Zwei Monate vor ihrem fünften Geburtstag fuhr Julia das erste Mal mit ihrer Tochter zur Geigenstunde. Die Musikschule befand sich 10 Kilometer entfernt in einem benachbarten Stadtteil. Julia parkte hinter dem gelben Gebäude und half Ellie, sich abzuschnallen. Sie nahm den Koffer mit der Viertelgeige auf den Rücken und lief, Ellie im Schlepptau, auf den Eingang der Musikschule zu. Das Mädchen war aufgeregt, freute sich aber riesig, endlich wie ihr großer Bruder, Geige spielen zu dürfen. Felix und Jakob zogen sie ständig damit auf, dass die kleine Ellie immer noch die Lieder vom kleinen A sang und sie schon ein richtiges Instrument in den Händen halten durften. Damit war jetzt Schluss.

Das Geigenzimmer befand sich gleich im Erdgeschoss auf der rechten Seite. In dem langen Flur roch es nach Teppich und Kaffee. Durch die Türen drangen die Klänge verschiedenster Instrumente und vermischen sich zu einem bunten Durcheinander.
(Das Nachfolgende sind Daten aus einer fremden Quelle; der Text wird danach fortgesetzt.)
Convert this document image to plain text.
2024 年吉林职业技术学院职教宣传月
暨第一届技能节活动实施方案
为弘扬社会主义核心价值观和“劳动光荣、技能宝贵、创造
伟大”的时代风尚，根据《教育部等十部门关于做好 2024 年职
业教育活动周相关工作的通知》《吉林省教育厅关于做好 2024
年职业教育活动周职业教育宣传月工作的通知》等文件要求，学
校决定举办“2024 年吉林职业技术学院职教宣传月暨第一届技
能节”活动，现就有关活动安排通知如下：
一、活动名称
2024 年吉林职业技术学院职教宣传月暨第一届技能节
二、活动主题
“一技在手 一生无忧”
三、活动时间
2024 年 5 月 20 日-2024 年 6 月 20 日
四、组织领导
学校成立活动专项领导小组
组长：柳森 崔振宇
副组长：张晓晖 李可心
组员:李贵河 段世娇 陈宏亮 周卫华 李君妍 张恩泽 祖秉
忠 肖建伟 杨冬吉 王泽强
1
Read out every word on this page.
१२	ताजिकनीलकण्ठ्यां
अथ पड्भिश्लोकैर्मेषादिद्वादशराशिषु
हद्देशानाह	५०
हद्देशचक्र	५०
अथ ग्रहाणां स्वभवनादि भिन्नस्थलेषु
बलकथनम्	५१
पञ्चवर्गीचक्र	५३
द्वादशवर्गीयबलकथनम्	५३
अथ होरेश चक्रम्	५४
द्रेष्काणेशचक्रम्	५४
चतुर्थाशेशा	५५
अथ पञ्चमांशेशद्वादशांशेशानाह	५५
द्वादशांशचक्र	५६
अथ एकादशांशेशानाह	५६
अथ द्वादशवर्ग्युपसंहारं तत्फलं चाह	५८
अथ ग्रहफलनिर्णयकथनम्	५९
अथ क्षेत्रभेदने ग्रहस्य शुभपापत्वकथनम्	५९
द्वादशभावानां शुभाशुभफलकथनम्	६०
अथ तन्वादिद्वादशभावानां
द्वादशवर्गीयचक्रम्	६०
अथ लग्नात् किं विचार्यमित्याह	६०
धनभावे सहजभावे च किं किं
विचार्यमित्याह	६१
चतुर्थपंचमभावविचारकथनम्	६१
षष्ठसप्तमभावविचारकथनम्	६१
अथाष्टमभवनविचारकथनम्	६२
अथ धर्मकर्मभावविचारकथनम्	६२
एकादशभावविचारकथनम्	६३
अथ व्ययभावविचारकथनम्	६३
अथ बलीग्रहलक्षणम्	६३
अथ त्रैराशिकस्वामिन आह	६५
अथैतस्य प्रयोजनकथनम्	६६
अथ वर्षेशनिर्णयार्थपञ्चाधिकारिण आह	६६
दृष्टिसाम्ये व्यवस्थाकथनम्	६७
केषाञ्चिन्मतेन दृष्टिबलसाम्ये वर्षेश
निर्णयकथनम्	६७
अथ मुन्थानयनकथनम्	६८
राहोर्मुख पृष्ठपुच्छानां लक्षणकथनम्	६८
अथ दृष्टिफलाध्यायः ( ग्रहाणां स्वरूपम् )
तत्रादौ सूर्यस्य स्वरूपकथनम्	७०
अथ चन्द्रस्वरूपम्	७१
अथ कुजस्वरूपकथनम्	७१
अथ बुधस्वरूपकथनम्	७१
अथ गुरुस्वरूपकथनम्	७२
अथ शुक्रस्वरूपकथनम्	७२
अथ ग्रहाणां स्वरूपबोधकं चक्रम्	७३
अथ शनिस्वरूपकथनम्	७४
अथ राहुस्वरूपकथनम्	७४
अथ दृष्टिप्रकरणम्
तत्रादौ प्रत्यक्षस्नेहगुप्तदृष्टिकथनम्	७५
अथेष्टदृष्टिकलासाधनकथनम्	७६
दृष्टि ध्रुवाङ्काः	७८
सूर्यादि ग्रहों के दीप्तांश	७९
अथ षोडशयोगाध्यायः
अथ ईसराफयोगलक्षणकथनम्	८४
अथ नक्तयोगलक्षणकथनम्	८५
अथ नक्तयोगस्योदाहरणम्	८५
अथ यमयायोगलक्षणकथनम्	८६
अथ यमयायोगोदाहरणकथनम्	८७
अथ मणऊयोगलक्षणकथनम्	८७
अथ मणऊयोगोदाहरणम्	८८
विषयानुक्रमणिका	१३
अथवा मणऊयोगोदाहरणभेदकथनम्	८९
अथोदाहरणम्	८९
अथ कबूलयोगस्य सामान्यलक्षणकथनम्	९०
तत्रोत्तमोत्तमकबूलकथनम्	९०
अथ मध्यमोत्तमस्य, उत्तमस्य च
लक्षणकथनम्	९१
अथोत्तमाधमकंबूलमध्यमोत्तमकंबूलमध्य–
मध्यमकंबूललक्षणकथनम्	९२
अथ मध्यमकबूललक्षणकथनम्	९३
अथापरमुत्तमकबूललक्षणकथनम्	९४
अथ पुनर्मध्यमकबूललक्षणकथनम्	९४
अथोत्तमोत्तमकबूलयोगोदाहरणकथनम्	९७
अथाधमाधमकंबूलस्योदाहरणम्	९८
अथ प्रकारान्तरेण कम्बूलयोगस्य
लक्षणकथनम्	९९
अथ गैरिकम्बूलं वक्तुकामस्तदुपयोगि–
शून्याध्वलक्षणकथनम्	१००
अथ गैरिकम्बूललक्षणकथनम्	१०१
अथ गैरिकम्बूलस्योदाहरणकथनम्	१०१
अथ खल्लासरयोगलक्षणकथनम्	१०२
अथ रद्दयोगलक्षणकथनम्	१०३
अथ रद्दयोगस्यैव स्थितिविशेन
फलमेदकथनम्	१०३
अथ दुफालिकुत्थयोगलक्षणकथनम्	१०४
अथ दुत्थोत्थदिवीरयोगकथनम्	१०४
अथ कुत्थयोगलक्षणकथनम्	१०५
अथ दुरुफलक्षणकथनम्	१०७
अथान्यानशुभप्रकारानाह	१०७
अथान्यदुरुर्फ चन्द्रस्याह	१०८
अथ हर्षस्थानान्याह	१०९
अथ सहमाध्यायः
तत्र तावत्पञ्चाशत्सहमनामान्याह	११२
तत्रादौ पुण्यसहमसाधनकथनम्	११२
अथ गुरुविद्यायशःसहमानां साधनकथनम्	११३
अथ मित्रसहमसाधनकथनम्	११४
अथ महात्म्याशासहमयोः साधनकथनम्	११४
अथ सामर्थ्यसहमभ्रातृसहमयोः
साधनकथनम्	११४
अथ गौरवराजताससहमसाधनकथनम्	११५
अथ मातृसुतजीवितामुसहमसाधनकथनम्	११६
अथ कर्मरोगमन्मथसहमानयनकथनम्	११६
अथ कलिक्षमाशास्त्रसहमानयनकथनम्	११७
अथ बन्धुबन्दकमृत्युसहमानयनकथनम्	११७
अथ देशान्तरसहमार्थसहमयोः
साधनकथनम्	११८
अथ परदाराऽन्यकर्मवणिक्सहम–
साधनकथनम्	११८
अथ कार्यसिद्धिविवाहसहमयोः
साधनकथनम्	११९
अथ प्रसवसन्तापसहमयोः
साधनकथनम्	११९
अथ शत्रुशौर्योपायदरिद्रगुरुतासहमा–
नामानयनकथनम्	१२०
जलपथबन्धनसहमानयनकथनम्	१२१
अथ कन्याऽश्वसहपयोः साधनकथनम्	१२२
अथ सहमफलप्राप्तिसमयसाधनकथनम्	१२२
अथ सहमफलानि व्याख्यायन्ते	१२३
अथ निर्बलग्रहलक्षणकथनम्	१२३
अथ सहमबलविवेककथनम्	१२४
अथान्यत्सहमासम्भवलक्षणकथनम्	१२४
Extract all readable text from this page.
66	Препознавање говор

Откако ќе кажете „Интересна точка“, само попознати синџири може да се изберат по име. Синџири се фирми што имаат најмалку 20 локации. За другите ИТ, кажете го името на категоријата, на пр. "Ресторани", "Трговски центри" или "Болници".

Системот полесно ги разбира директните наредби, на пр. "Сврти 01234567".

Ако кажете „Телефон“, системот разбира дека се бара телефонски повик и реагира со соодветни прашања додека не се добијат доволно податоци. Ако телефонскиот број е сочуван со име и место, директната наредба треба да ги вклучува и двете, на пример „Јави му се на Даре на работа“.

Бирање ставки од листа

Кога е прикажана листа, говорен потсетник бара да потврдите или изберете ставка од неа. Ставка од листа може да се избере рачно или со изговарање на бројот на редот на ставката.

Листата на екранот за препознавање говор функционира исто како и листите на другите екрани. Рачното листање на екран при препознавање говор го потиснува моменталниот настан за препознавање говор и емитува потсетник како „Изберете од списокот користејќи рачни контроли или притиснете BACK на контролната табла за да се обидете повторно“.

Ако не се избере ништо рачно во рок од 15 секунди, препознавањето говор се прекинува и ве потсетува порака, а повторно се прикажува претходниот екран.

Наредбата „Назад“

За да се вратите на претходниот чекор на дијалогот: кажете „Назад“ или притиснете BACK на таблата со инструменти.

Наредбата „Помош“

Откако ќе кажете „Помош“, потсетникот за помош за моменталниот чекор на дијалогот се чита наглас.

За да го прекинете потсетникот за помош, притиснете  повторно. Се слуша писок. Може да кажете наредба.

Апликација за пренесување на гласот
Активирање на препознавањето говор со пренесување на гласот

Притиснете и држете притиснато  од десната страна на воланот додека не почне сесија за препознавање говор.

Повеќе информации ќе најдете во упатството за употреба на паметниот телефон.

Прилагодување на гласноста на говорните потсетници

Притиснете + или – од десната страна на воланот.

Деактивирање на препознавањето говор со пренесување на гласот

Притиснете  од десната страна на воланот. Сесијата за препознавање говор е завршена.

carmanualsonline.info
Vorsichtig klopfte Julia an die Tür und öffnete sie anschließend. Der Raum war schlicht, an der Wand stand ein hölzernes, vermutlich schon älteres Klavier. Ein kleines Wandregal war gefüllt mit Notenbüchern und an den Wänden hingen vereinzelte Plakate, auf die sich Ellie allerdings keinen Reim machen konnte. Auf einem Tisch lag ein geöffneter Geigenkoffer, die Geige daneben. Und mitten im Raum stand eine Frau, vielleicht in Julias Alter. Sie hatte einen strengen Pferdeschwanz und schaute nicht gerade freundlich. Doch Julia begrüßte sie mit zwei Küsschen links und rechts auf die Wange. Ellie hatte sie noch nie gesehen, doch wenn ihre Mutter sie kannte, schien ja alles in Ordnung zu sein.

„Mein Name ist Frau Hiebig", stellte sie sich vor. „Und du musst Elisabeth sein."

Ellie nickte vorsichtig.


In den nächsten zwanzig Minuten erklärte Frau Hiebig dem Mädchen, wie man mit einer Geige umzugehen hatte und worauf sie aufpassen musste. Dann versuchte sie Ellie zu erklären, wie man den Bogen spannte und Kolophonium auftrug. Julia blieb die ganze Zeit im Raum und schaute still zu.

Nach 35 Minuten hatte Ellie immer noch keinen Ton auf der Geige gespielt und sie wurde langsam ungeduldig. Und als sie endlich den Bogen in die Hand gedrückt bekam, korrigierte Frau Hiebig noch ungefähr eine Million Mal ihre Haltung und rückte ständig Ellies kleine Finger zurecht, die nie an ihrem Platz bleiben wollten. Kein einziges Mal wurde Ellie gelobt und ihre Hand schmerzte höllisch.

Schließlich übten sie, wie man die Geige korrekt zu halten hatte. Ununterbrochen nörgelte die Lehrerin an Ellie herum, bis dieser die Tränen in den Augen standen. Als Mutter und Tochter den Raum schließlich verlassen durfte, hatte Ellie keinen einzigen Ton gespielt.

„Ich hasse Geige spielen" Das war das Erste, was das Mädchen zu ihrer Mutter sagte.

Julia lachte. „Ach komm, mein Schatz. Das wird bestimmt besser."

„Aber ich durfte gar nicht richtig spielen.", beschwerte sich Ellie.

Daraufhin erwiderte Julia nichts. Es würde besser werden. Damit man das Instrument lieben lernte, musste man es am Anfang hassen. So war es bei ihr gewesen und so war es bei Jakob gewesen. Sabine Hiebig war eine gute Freundin aus dem Berufsorchester und Julia wusste genau, bei wem sie ihre Tochter in den Unterricht schickte, damit auch sie später einmal mit Geigespielen ihr Geld verdienen würde.